Questi riempì le modalità del passaporto e li portò all’ufficio del Segretario della Croce Rossa Internazionale che prese le sue impronte digitali (un dito con semplice inchiostro ordinario= e gli disse di ritornare dopo due giorni.

 

 

Oltre alle istruzioni di ritornare due giorni dopo gli fu ordinato di ottenere due lettere di identificazione da usarsi per il rilascio del passaporto. L’informatore #1 ottenne una lettera, esibizione #3, dal Monsignor Antonino ROMEO del Vaticano che identificava il portatore come BAUCECH Mirko, quando egli era in realtà un’altra persona.

 

 

Questa lettera fu preparata dal gruppo Astra. In più l’informatore #1 si procurò una lettera dalla Croce Rossa Italiana che stabiliva il portatore essere BAUCECH Mirko, quando in realtà non lo era. L’informatore #1 ritornò alla Croce Rossa Internazionale e ricevette un passaporto con il nome di BAUCECH Mirko che fu emesso in base alle lettere di identificazione.

 

 

 

7. Il Gruppo Astra allora mise in contatto le persone soprannominate con un funzionario della Ambasciata Spagnola in Via Botteghe Oscure che a sua volta li mandò al Consolato Spagnolo in Via Campo Marzio 34 per un visto. Nel Consolato Spagnolo fu dato a queste persone un modulo da riempire (esibizione #4) e le seguenti istruzioni. Ogni persona doveva mettere il nome che era nel suo passaporto ma dopo ciò scrivere con esatta verità la sua passata storia. I moduli furono presi e portati via per essere riempiti. Le suddette persone tornarono al Consolato dove appresero che ci sarebbero voluti 15 giorni per ottenere il visto.

 

 

 

8. La sorveglianza dell’intero gruppo continuò e si seppe che FUETING aveva avuto contatti con una Baronessa CARBONELLA che è la proprietaria della Compagnia CIMES che ha uffici dipendenti e agenti nel Sud America.
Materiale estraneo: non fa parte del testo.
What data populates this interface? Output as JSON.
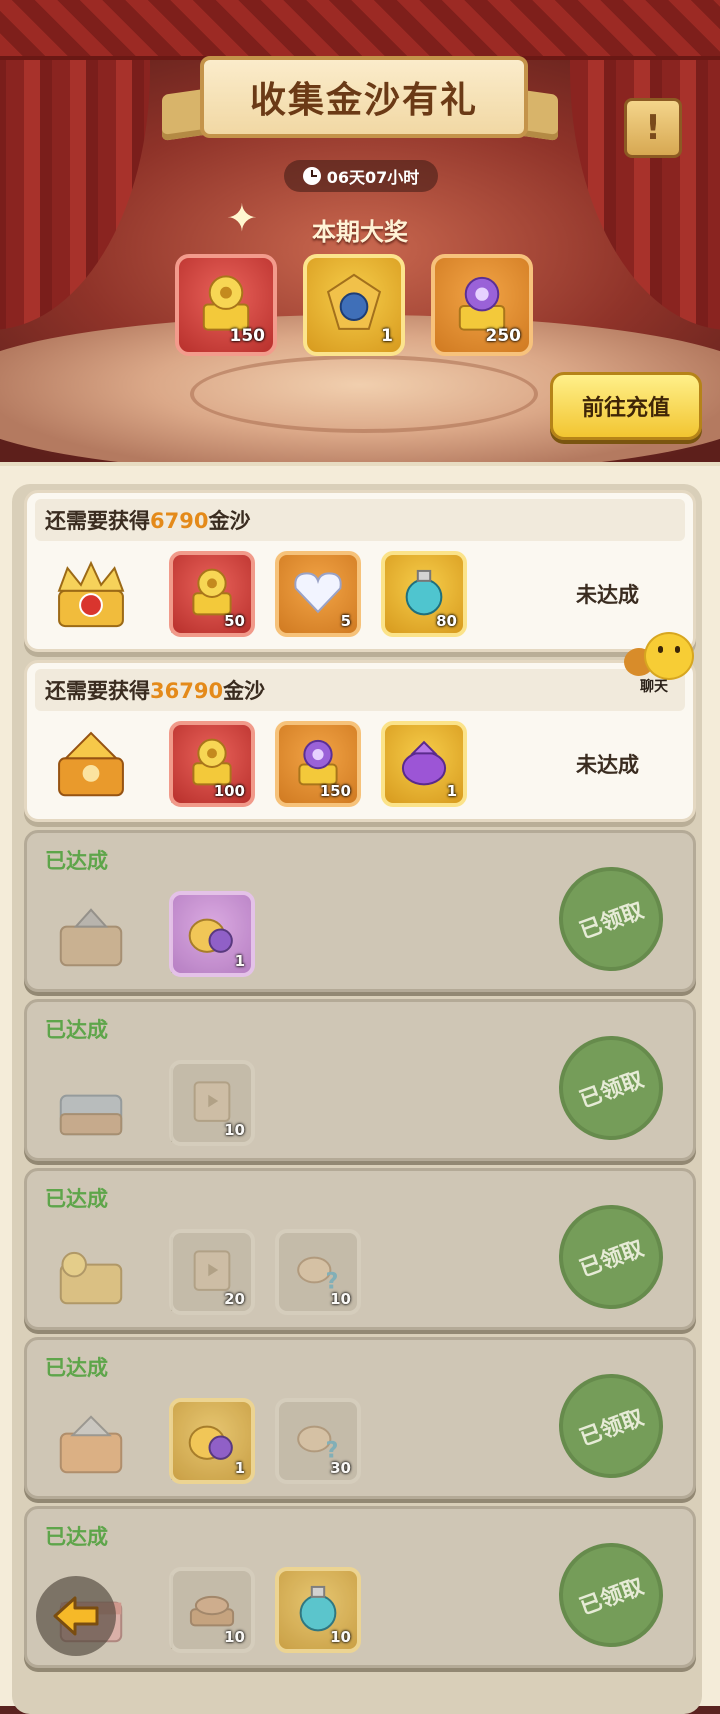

Fu inoltre appreso che FUETING doveva diventare nel Sud America un rappresentante per la CIMES dopo che avesse ricevuto il passaporto e il visto. FUETING ricevette 60.000 dalla Baronessa CARBONELLI per spese fino all’arrivo nel Sud America.

 

 

 

9. Il 14 agosto 1946, il suddetto Gruppo decise di non aspettare HASS ma di andare a Genova per ottenere i passaggi per il Sud America con o senza visto. Di conseguenza, la sorveglianza terminò e LUDWIG, FUETING, VORKOEPER e una persona di nome SCHWICHTENBERG furono arrestati nel momento che lasciavano Roma. In ogni caso, ogni persona fu scoperta essere un fuggiasco eccetto SCHWICHTENBERG che si scoperse essere in Italia illegalmente ed in possesso di falsi permessi di rilascio dal Campo di Concentramento che egli stava fornendo ai fuggiaschi tedeschi quando essi fecero la loro apparizione all’antica Ambasciata Tedesca al Vaticano in Via Pavia.

 

 

Gli interrogatori delle suddette persone rivelarono che KETTLER era a Genova in contatto con un altro fuggiasco di nome INVREA Aldemaro. Si organizzò una puntata a Genova per cercare KETTLER e INVREA con il permesso dei rispettivi comandanti di zona. KETTLER ed INVREA vennero catturati (vedere il rapporto con SOGGETTO: INVREA). Nello stesso viaggio si svilupparono ulteriori ricerche nella località di HASS Carlo, nell’area di Parma, e così egli fu catturato dagli Agenti di questo ufficio a Bologna il 14 settembre 1946. KETTLER, INVREA ed HASS furono portati a Roma per gli interrogatori. […]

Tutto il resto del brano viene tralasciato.